Bu Mübarek ay ile tam anlamıyla hem- hâl olamayan, feyzinden nasibini alamayan, bereketinden istifade edemeyenler için, anlamsız ve abartılı gelebilir bu ifadeler. Ancak Ramazan ayının son günlerinde gözyaşlarına boğulan, sinesi yanan nice Ramazan aşıkları bu sözcüklerle bir çok hikmeti hatırlatırlar.
Bu fırsat ayına bir daha kavuşamama ihtimalini!
Bu ayı hakkıyla ihya edememiş olma, ihtimalini!
Sonuna kadar açılmış olan cennet kapılarına, yaklaşamama ihtimalini!
Netice de rahmet ve mağfiret okyanusunda yüzüp, cehennem derelerinde boğulup, burunların yerlerde sürtünme ihtimalini!
Bu nedenle Ramazan ayının hürmetini kavrayan her akl-ı selim insan, gidişine çok üzülür ve son günlerinde daha çok gayret eder, azimle ve muhabbetle sarılır, yine bu ayda Rabbinin uzattığı ipe, hablullaha...
Allah Resulü (s.a.v)’in işaret ettiği hakikatlere yönelir;
“Kadir gecesini Ramazan’ın son on günündeki tekli gecelerde arayın!” (Buhari)
“Kim inanarak, sevabını ancak Allah’tan bekleyerek Kadir Gecesinde kıyam üzere olursa (uyanık kalıp ihya ederse) geçmiş günahları affedilir.” (Buhari)
O kıymetli geceyi arar; Ramazan’ın kadrini, kıymetini yücelten o geceye tutunarak, Yüce Rabbin katında kıymetlilerden takdir olunmak için.

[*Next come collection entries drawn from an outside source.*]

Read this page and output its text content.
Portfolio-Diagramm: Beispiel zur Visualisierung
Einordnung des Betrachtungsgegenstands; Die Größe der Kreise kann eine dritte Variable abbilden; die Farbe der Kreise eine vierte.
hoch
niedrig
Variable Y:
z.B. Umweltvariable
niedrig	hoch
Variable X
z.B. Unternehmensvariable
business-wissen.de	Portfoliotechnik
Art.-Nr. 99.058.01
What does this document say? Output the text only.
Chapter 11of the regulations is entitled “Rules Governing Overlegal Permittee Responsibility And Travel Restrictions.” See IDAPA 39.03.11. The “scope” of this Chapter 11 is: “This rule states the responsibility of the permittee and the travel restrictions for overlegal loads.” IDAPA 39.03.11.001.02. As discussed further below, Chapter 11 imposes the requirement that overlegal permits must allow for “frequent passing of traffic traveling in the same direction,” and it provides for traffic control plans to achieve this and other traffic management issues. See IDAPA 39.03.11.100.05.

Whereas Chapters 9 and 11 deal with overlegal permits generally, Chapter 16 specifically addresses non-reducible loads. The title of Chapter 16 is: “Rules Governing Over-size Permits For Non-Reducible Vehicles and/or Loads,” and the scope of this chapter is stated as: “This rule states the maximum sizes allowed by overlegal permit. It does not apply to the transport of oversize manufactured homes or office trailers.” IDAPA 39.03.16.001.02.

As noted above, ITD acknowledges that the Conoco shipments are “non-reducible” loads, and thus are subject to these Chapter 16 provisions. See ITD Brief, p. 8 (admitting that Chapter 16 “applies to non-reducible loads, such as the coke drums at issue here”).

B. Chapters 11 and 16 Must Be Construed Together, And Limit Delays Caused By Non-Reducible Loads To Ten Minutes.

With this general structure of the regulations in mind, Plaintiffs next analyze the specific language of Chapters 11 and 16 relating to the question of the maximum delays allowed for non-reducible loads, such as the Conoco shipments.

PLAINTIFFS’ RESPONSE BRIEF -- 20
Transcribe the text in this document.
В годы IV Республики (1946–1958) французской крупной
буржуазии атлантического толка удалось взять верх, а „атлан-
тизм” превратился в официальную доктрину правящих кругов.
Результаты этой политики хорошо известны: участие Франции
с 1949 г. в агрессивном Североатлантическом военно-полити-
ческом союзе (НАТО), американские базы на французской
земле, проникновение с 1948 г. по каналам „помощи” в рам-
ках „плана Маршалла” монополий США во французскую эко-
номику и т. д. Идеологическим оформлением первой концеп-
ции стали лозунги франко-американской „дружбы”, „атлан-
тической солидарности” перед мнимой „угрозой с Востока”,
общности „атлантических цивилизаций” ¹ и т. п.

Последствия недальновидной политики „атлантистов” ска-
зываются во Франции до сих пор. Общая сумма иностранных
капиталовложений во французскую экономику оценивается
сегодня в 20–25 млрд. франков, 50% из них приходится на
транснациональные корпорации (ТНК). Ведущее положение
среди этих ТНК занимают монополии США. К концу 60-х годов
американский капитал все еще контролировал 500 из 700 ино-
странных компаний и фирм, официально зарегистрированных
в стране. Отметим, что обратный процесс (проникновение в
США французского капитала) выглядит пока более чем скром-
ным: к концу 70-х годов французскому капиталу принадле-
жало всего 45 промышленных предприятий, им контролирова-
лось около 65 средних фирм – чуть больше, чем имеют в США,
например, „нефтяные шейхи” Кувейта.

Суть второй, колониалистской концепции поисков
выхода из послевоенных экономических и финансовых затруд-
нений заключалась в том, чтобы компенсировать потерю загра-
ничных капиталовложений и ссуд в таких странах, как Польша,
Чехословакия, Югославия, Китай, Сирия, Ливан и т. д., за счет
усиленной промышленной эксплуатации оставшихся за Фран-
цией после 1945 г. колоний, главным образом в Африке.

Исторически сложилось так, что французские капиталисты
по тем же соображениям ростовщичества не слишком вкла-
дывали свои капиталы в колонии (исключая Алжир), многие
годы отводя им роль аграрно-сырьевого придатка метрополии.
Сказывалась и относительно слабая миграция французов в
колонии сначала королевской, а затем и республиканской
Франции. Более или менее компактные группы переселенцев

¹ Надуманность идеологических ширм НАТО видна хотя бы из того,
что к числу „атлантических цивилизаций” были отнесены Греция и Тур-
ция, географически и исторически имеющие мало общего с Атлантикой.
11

Fakat şu da var; beşer şaşar. Ya da gaflete düşer mütemadiyen.
O halde, başı ve ortası hakkıyla idrak ve ihya edilemeyen bu ay için, umudunu kaybetmesi mi gerekir?
Battı balık yan gider, hesabı...
Elbette hayır. Şeytanın bu hilesi ve tuzağı asla yanıltmasın!
Umut hep diri olmalıdır, son ana kadar.
Aynı zamanda, başını ve ortasını verimli geçirip, sonunda gevşeme ihtimali de var.
Şeytanın sağdan yanaşıp, “yeteri kadar ihya ettin. Daha ne yapacaksın?” türünden vesveselerini de hesaba katmak lazım.
Tabiri caizse engelli koşu yarışı gibidir bu durum; yarışı kazanmak için performans dengesi, azim, irade şart. Sonuna kadar götürecek bir gayret bilinci...
Malum, yarışın başında çok hızlı koşup, sonlara doğru kendini salan nice koşucular yarışı kaybetmiştir. Bazen de, başında, ortasında başarısız olup, son aşamada toparlanıp gayret eden ve bitiş çizgisini zaferle göğüsleyen nice yarışçılar vardır...
Mübarek ayın finalinde kim kazanır, kim kaybeder Rabbimiz bilir. Bu nedenle ne rehavete kapılalım, ne de pes edelim...
Tüm cennet kapılarının sonuna kadar açıldığı bu muazzam ayda, cennet kapılarını var gücümüzle çalalım. Sadece oruç tutanların geçebileceği Reyyan kapısını değil, tüm kapıları çalalım.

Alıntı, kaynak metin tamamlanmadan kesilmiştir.